Tuesday, February 24, 2009

exploring the options

There has been nothing much of note going on lately, nothing which I have felt the need to gripe about here in my safe place. But today I find I have something I want to hash out.

Sid tells me he's considering not staying in the Navy. That when his final year is up in August, he's going to get out and just run like hell. So right now I'm in the weird spot of having to separate what I want from what I want for him, and it's actually pretty difficult. If he stays in, it would be easier in that we would have a reliable paycheck every week, with no worries about getting fired or being laid off. Then again, if he gets out, it would be easier in that we wouldn't have to worry anymore about deployments, money be damned. I am sure that either way, we'll cope.

But. His staying in means that IUI is still an option for us. His getting out takes the possibility of spawning off the table indefinitely. In this, I am not sure I am ready or able to accept that second scenario.

And though I have taken a step back from this situation enough to tell him that I will be on board with whatever he decides, that I'll support him 100% either way, I cannot make myself believe that I will truly be okay with more waiting. But I will not trap him into a job he hates just so that we can be a family. It isn't right, and I won't make him do it. It never ends well, that kind of entrapment. If he stays in, it will be because he chose to, not because I coerced him. And so I had better be ready and able to accept the second scenario.

Obviously, we have not yet talked about it much. We're both still mulling over what we want to say and how we want to approach it.
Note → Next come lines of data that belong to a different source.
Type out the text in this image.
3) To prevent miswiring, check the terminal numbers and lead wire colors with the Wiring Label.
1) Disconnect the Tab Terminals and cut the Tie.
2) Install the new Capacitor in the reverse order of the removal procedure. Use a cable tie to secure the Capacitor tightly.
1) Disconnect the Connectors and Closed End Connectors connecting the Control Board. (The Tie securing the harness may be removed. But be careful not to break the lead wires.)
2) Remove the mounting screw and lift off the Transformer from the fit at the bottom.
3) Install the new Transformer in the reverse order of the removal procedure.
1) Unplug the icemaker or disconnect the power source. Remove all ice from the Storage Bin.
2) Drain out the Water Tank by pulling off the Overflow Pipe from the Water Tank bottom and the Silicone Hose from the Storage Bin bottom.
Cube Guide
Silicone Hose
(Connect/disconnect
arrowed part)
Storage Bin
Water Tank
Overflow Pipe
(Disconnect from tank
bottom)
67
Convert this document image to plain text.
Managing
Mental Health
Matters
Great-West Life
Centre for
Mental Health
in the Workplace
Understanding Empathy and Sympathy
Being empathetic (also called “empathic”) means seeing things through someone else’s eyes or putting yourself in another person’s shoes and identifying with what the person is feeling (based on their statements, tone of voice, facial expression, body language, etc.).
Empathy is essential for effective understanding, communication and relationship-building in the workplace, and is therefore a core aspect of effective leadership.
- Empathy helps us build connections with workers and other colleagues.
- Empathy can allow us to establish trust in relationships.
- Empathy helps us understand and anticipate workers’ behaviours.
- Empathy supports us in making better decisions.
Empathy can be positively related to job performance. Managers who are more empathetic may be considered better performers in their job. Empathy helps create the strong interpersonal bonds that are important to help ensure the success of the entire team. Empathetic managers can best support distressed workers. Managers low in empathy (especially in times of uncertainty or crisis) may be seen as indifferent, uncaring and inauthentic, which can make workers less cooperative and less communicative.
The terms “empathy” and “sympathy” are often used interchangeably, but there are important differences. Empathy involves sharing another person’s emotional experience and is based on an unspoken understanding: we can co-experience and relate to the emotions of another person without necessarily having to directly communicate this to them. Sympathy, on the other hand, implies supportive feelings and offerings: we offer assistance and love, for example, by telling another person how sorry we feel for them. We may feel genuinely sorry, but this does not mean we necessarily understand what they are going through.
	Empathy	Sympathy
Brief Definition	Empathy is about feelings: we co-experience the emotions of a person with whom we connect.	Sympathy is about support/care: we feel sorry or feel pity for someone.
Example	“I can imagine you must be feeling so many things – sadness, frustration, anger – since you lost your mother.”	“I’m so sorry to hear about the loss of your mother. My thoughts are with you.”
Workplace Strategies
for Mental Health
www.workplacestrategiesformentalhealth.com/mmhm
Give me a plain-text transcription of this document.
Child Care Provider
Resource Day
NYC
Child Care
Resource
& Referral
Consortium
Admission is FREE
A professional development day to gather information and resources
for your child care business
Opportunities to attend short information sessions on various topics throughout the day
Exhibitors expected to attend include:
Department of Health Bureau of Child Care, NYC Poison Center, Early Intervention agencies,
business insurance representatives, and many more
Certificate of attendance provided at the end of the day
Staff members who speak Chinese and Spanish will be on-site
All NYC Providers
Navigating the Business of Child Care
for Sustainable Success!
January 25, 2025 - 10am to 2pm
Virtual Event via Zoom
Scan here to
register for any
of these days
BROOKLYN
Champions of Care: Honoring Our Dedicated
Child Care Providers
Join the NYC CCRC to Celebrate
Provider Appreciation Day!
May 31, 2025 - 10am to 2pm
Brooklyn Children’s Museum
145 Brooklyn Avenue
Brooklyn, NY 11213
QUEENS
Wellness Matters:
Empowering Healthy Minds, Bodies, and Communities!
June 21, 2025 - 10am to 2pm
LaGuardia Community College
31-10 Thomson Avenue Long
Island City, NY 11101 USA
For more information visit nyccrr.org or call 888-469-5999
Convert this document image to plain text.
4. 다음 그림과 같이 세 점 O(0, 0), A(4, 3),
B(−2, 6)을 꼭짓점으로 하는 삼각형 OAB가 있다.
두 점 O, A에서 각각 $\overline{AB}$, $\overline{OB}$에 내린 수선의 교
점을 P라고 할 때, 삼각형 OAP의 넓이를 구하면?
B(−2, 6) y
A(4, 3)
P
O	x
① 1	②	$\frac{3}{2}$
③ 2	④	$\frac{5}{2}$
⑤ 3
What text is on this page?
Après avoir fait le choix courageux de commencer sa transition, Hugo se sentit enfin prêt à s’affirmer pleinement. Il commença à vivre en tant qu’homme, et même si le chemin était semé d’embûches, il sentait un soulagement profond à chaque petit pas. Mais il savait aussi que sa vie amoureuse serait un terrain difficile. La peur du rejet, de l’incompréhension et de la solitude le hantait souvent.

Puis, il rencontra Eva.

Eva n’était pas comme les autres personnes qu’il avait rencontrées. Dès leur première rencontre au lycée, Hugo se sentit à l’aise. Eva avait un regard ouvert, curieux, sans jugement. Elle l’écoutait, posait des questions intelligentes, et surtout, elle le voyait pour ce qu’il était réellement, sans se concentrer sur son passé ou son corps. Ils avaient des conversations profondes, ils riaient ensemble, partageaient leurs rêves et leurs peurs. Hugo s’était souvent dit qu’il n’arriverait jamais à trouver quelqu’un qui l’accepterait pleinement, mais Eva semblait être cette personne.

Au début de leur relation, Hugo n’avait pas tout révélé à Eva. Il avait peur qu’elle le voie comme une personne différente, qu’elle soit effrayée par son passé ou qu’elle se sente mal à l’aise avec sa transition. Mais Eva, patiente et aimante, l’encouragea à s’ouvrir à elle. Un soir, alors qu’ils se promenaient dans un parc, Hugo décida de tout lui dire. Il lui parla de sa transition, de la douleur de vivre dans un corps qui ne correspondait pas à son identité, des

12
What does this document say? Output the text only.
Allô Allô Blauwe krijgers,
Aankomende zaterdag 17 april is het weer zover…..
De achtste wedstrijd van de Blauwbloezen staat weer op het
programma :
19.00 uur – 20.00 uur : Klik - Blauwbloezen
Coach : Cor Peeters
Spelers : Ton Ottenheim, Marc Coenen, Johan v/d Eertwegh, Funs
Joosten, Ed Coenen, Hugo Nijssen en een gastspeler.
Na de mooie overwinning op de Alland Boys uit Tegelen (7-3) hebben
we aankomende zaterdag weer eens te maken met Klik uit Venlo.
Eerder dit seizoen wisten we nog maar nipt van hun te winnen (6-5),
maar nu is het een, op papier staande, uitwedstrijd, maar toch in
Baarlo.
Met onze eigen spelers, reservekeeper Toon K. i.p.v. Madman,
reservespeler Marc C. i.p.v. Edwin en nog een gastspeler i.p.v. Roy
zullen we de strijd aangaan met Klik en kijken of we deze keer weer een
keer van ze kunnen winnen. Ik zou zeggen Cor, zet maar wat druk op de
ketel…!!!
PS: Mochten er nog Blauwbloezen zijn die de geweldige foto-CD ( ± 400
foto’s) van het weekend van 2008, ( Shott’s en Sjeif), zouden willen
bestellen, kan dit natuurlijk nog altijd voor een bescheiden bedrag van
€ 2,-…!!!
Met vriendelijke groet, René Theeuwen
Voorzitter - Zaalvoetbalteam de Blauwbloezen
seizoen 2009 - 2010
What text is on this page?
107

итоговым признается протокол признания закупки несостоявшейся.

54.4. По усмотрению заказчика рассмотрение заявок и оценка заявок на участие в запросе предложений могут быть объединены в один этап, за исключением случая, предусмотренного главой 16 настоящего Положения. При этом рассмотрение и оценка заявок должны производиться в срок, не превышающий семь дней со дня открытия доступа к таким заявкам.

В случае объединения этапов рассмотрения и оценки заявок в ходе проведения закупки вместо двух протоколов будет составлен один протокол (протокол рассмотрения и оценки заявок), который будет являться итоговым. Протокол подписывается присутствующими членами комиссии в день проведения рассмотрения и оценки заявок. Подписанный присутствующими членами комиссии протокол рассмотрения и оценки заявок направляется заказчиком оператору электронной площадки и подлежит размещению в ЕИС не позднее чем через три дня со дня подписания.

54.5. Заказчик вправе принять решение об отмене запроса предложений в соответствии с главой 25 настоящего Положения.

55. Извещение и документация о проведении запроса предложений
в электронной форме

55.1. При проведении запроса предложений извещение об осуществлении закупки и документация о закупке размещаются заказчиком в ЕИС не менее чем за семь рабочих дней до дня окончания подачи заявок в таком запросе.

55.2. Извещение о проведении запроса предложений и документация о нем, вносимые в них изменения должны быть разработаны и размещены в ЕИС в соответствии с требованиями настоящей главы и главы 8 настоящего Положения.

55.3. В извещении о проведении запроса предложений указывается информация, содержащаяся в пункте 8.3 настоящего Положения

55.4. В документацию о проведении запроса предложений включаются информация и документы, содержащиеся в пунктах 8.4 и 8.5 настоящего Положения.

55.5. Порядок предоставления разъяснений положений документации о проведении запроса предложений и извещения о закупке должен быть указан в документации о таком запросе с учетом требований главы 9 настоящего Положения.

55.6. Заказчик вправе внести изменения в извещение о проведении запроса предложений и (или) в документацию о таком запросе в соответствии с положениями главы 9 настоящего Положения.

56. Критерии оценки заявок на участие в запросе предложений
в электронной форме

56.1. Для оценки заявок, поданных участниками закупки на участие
I know he's not happy in the military, and I am not exactly thrilled at being tagged "a military wife". I know he would like to leave that bullshit behind. And yet we have these perks of military life that will be hard to leave behind: health-care being the main one. Because, hello, I don't pay for my twice-annual bloodwork. I don't pay but $3 for my monthly bottle of pills. I didn't pay for my eye exam or the frames of my glasses (just the lenses). Sid did not pay for his EKG, or his gold toof, or his shittons of various other dental work. Sid didn't pay for his semen analysis, or his eye exam, or his glasses. It was covered by Tricare. And if he gets out, we have no more insurance. I assure you that while we're by no means poor, I don't think we can afford to pay for his constant dental work out-of-pocket, AND consistently foot the bill for my bloodwork. I think we will be royally screwed!

These are all things I'm sure he's thinking as well. And yet if he's willing to take that risk, then so am I. It might turn out great in the end. And it might not. Like so much of our lives right now, it's a total crapshoot.

3 comments:

Queermo said...

It seems to me that in the majority of relationships there is always one person constantly sacrificing his/her needs for the other.

I could not live like that.

starky said...

I'm not sure that I'm giving up anything, really. Waiting for things, yes. But giving things up? No, not at all.

Anonymous said...

This is the second time this week I've heard a specific person's sitution that makes me think -- okay, can we finally figure out some way to offer good health insurance to people that isn't connected to their health insurance?

We know that health care, and insurance, are expensive, but it's time to just figure it out. I know it makes our brains hurt, but people shouldn't have to stay in jobs and situations they don't like for the security of insurance. I bet that's why MANY families stay in the military, and it's basically extortion.